While the US radical left inherits this relationship to its own government, it also has the potential to develop relationships with other popular or principled groups beyond what is implied through domestic resistance alone. We show support and solidarity for others fighting different fights, or the same fight in different places.
Regarding Libya, most of us are fine on the first point, rhetorically anyway, since that's what we are already doing, most of the time. We point out what's criminal about US foreign policy, for example, a lot. Good!
It's worth bearing in mind that what is criminal about US foreign policy is our responsibility, primarily. Libya is an example where a popular rebellion seeking to remove a dictator solicited international assistance to down the dictator's air force and other heavy military infrastructure. In the current geopolitical context, "international assistance" effectively means NATO, and NATO means the US. US interests are not Libyan interests. But none of this is the Libyans' fault, anymore than it was necessarily their fault that they needed assistance in the first place.
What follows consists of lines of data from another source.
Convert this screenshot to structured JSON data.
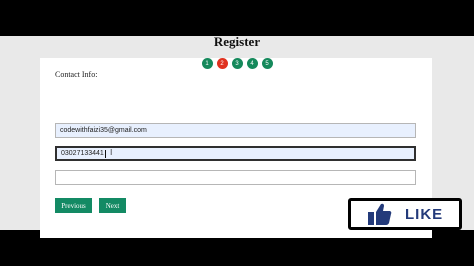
{
  "form": {
    "title": "Register",
    "steps": [
      "1",
      "2",
      "3",
      "4",
      "5"
    ],
    "active_step": "2",
    "section_label": "Contact Info:",
    "email_value": "codewithfaizi35@gmail.com",
    "phone_value": "03027133441",
    "third_value": "",
    "previous_label": "Previous",
    "next_label": "Next"
  },
  "overlay": {
    "like_label": "LIKE",
    "like_icon": "thumbs-up-icon"
  },
  "colors": {
    "step_color": "#15895b",
    "active_step_color": "#e0311f",
    "button_color": "#138a64",
    "like_text_color": "#233a7a"
  }
}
It's remarkable to me that portions of the US left get this backwards -- that because the rebellion required assistance, the rebels are compromised for having received the only available kind. Why weren't other kinds available? Why does the only kind available look so grim? We might look at ourselves -- at our relationship with our own government -- and not the people facing the tanks.
So on my second point, when it comes to showing solidarity toward people who not only don't control the global order but are sacrificing a lot more than most of us to change it, it's worth putting our responsibilities in perspective when compared to theirs.